Lt. General Russel L. Honoré (Retired) who was the 33rd commanding general of the U.S. First Army and commander of Joint Task Force Katrina said:
"Each of us has a personal responsibility to be ready. We need to prepare our families and our homes. In many cases, family and personal preparations can be fairly simple. All it takes is a shift in our thinking."
“In this new normal, we have only two options: We can exist in a culture of fear and dependency, or we can do the responsible thing: Live comfortably in a culture of preparedness and readiness; a culture where individuals can save themselves and empower their local, regional and national governments to better respond to any disaster. It's time for America to adopt this culture of preparedness."

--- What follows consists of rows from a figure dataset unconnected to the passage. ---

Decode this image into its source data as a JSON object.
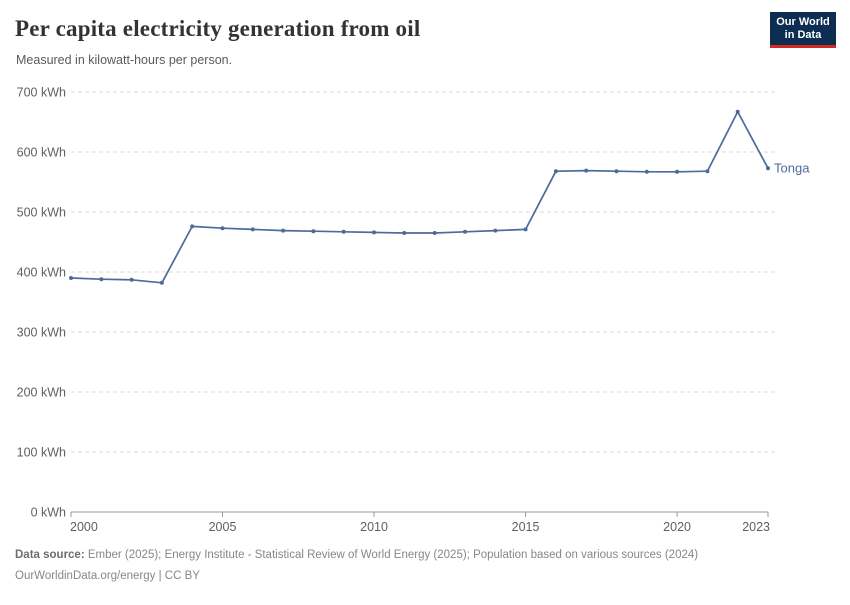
{
  "header": {
    "title": "Per capita electricity generation from oil",
    "subtitle": "Measured in kilowatt-hours per person.",
    "logo": {
      "line1": "Our World",
      "line2": "in Data"
    }
  },
  "colors": {
    "line": "#4c6a9c",
    "end_label": "#4c6a9c",
    "logo_bg": "#0d2e52",
    "logo_accent": "#d42b21",
    "gridline": "#dadada",
    "axis": "#999999",
    "tick_text": "#606060"
  },
  "chart_data": {
    "type": "line",
    "title": "Per capita electricity generation from oil",
    "subtitle": "Measured in kilowatt-hours per person.",
    "xlabel": "",
    "ylabel": "kWh",
    "xlim": [
      2000,
      2023
    ],
    "ylim": [
      0,
      700
    ],
    "grid": "dashed-horizontal",
    "legend_position": "end-of-line",
    "x_ticks": [
      2000,
      2005,
      2010,
      2015,
      2020,
      2023
    ],
    "y_ticks": [
      0,
      100,
      200,
      300,
      400,
      500,
      600,
      700
    ],
    "y_tick_suffix": " kWh",
    "series": [
      {
        "name": "Tonga",
        "x": [
          2000,
          2001,
          2002,
          2003,
          2004,
          2005,
          2006,
          2007,
          2008,
          2009,
          2010,
          2011,
          2012,
          2013,
          2014,
          2015,
          2016,
          2017,
          2018,
          2019,
          2020,
          2021,
          2022,
          2023
        ],
        "values": [
          390,
          388,
          387,
          382,
          476,
          473,
          471,
          469,
          468,
          467,
          466,
          465,
          465,
          467,
          469,
          471,
          568,
          569,
          568,
          567,
          567,
          568,
          667,
          573
        ]
      }
    ]
  },
  "footer": {
    "source_label": "Data source:",
    "source_text": " Ember (2025); Energy Institute - Statistical Review of World Energy (2025); Population based on various sources (2024)",
    "note": "OurWorldinData.org/energy | CC BY"
  }
}
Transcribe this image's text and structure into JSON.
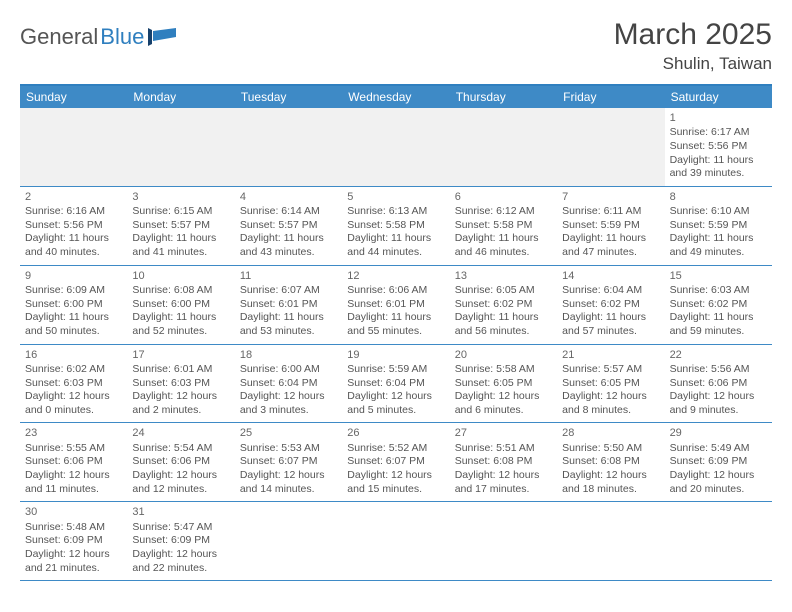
{
  "logo": {
    "text_main": "General",
    "text_blue": "Blue"
  },
  "title": {
    "month": "March 2025",
    "location": "Shulin, Taiwan"
  },
  "colors": {
    "header_blue": "#3e8ac6",
    "border_blue": "#2f7fbf",
    "text": "#555555",
    "bg_empty": "#f1f1f1"
  },
  "dow": [
    "Sunday",
    "Monday",
    "Tuesday",
    "Wednesday",
    "Thursday",
    "Friday",
    "Saturday"
  ],
  "weeks": [
    [
      null,
      null,
      null,
      null,
      null,
      null,
      {
        "n": "1",
        "sr": "Sunrise: 6:17 AM",
        "ss": "Sunset: 5:56 PM",
        "d1": "Daylight: 11 hours",
        "d2": "and 39 minutes."
      }
    ],
    [
      {
        "n": "2",
        "sr": "Sunrise: 6:16 AM",
        "ss": "Sunset: 5:56 PM",
        "d1": "Daylight: 11 hours",
        "d2": "and 40 minutes."
      },
      {
        "n": "3",
        "sr": "Sunrise: 6:15 AM",
        "ss": "Sunset: 5:57 PM",
        "d1": "Daylight: 11 hours",
        "d2": "and 41 minutes."
      },
      {
        "n": "4",
        "sr": "Sunrise: 6:14 AM",
        "ss": "Sunset: 5:57 PM",
        "d1": "Daylight: 11 hours",
        "d2": "and 43 minutes."
      },
      {
        "n": "5",
        "sr": "Sunrise: 6:13 AM",
        "ss": "Sunset: 5:58 PM",
        "d1": "Daylight: 11 hours",
        "d2": "and 44 minutes."
      },
      {
        "n": "6",
        "sr": "Sunrise: 6:12 AM",
        "ss": "Sunset: 5:58 PM",
        "d1": "Daylight: 11 hours",
        "d2": "and 46 minutes."
      },
      {
        "n": "7",
        "sr": "Sunrise: 6:11 AM",
        "ss": "Sunset: 5:59 PM",
        "d1": "Daylight: 11 hours",
        "d2": "and 47 minutes."
      },
      {
        "n": "8",
        "sr": "Sunrise: 6:10 AM",
        "ss": "Sunset: 5:59 PM",
        "d1": "Daylight: 11 hours",
        "d2": "and 49 minutes."
      }
    ],
    [
      {
        "n": "9",
        "sr": "Sunrise: 6:09 AM",
        "ss": "Sunset: 6:00 PM",
        "d1": "Daylight: 11 hours",
        "d2": "and 50 minutes."
      },
      {
        "n": "10",
        "sr": "Sunrise: 6:08 AM",
        "ss": "Sunset: 6:00 PM",
        "d1": "Daylight: 11 hours",
        "d2": "and 52 minutes."
      },
      {
        "n": "11",
        "sr": "Sunrise: 6:07 AM",
        "ss": "Sunset: 6:01 PM",
        "d1": "Daylight: 11 hours",
        "d2": "and 53 minutes."
      },
      {
        "n": "12",
        "sr": "Sunrise: 6:06 AM",
        "ss": "Sunset: 6:01 PM",
        "d1": "Daylight: 11 hours",
        "d2": "and 55 minutes."
      },
      {
        "n": "13",
        "sr": "Sunrise: 6:05 AM",
        "ss": "Sunset: 6:02 PM",
        "d1": "Daylight: 11 hours",
        "d2": "and 56 minutes."
      },
      {
        "n": "14",
        "sr": "Sunrise: 6:04 AM",
        "ss": "Sunset: 6:02 PM",
        "d1": "Daylight: 11 hours",
        "d2": "and 57 minutes."
      },
      {
        "n": "15",
        "sr": "Sunrise: 6:03 AM",
        "ss": "Sunset: 6:02 PM",
        "d1": "Daylight: 11 hours",
        "d2": "and 59 minutes."
      }
    ],
    [
      {
        "n": "16",
        "sr": "Sunrise: 6:02 AM",
        "ss": "Sunset: 6:03 PM",
        "d1": "Daylight: 12 hours",
        "d2": "and 0 minutes."
      },
      {
        "n": "17",
        "sr": "Sunrise: 6:01 AM",
        "ss": "Sunset: 6:03 PM",
        "d1": "Daylight: 12 hours",
        "d2": "and 2 minutes."
      },
      {
        "n": "18",
        "sr": "Sunrise: 6:00 AM",
        "ss": "Sunset: 6:04 PM",
        "d1": "Daylight: 12 hours",
        "d2": "and 3 minutes."
      },
      {
        "n": "19",
        "sr": "Sunrise: 5:59 AM",
        "ss": "Sunset: 6:04 PM",
        "d1": "Daylight: 12 hours",
        "d2": "and 5 minutes."
      },
      {
        "n": "20",
        "sr": "Sunrise: 5:58 AM",
        "ss": "Sunset: 6:05 PM",
        "d1": "Daylight: 12 hours",
        "d2": "and 6 minutes."
      },
      {
        "n": "21",
        "sr": "Sunrise: 5:57 AM",
        "ss": "Sunset: 6:05 PM",
        "d1": "Daylight: 12 hours",
        "d2": "and 8 minutes."
      },
      {
        "n": "22",
        "sr": "Sunrise: 5:56 AM",
        "ss": "Sunset: 6:06 PM",
        "d1": "Daylight: 12 hours",
        "d2": "and 9 minutes."
      }
    ],
    [
      {
        "n": "23",
        "sr": "Sunrise: 5:55 AM",
        "ss": "Sunset: 6:06 PM",
        "d1": "Daylight: 12 hours",
        "d2": "and 11 minutes."
      },
      {
        "n": "24",
        "sr": "Sunrise: 5:54 AM",
        "ss": "Sunset: 6:06 PM",
        "d1": "Daylight: 12 hours",
        "d2": "and 12 minutes."
      },
      {
        "n": "25",
        "sr": "Sunrise: 5:53 AM",
        "ss": "Sunset: 6:07 PM",
        "d1": "Daylight: 12 hours",
        "d2": "and 14 minutes."
      },
      {
        "n": "26",
        "sr": "Sunrise: 5:52 AM",
        "ss": "Sunset: 6:07 PM",
        "d1": "Daylight: 12 hours",
        "d2": "and 15 minutes."
      },
      {
        "n": "27",
        "sr": "Sunrise: 5:51 AM",
        "ss": "Sunset: 6:08 PM",
        "d1": "Daylight: 12 hours",
        "d2": "and 17 minutes."
      },
      {
        "n": "28",
        "sr": "Sunrise: 5:50 AM",
        "ss": "Sunset: 6:08 PM",
        "d1": "Daylight: 12 hours",
        "d2": "and 18 minutes."
      },
      {
        "n": "29",
        "sr": "Sunrise: 5:49 AM",
        "ss": "Sunset: 6:09 PM",
        "d1": "Daylight: 12 hours",
        "d2": "and 20 minutes."
      }
    ],
    [
      {
        "n": "30",
        "sr": "Sunrise: 5:48 AM",
        "ss": "Sunset: 6:09 PM",
        "d1": "Daylight: 12 hours",
        "d2": "and 21 minutes."
      },
      {
        "n": "31",
        "sr": "Sunrise: 5:47 AM",
        "ss": "Sunset: 6:09 PM",
        "d1": "Daylight: 12 hours",
        "d2": "and 22 minutes."
      },
      null,
      null,
      null,
      null,
      null
    ]
  ]
}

We, however, want more than just a culture of preparedness - we are striving for a culture of self-reliance. What is the difference? Preparedness: State of being ready, possession of adequate resources. Self reliance: Reliance on one’s own resources, decisions and abilities. While the prepared person may have the goods they will need to survive an emergency, the self-reliant individual has in addition the capabilities, judgment, and resourcefulness to manage their own affairs, independently.
How can we create a culture of self-reliance within our homes? A yearning for independence in temporal matters must become a constant in our homes. It must become second nature in everyday living. As with a diet, we cannot starve for a short time, lose a little weight and then assume we are done. Self-reliance needs to be a change in our lifestyle in the same way weight loss requires a change in lifestyle. It means not just a change in our habits but a change in the very way we think.
Over the next few weeks and months we will examine activities and other steps to help create a family centered on self-reliance.
Step One: As a family begin by determining which emergencies and challenges may affect your family. Could there be a flood, house fire, burglary, hurricane, earthquake, wildfire, chemical spill, terrorist incident, tornado, civil unrest, or dust storm? At dinner address at least one of these. This should be easier now that we have experienced a pandemic. Our families understand there may be things out of our control that cause big changes for our family. Explain the things you had during the pandemic that you were grateful you had prepared. Discuss the things you did not have or could not easily get and help your family understand you want to be even more prepared next time a challenge arrives. Too often we want to protect our children from these crisis events but that is a huge mistake. Children sense when parents are stressed and they become more insecure if they are left wondering.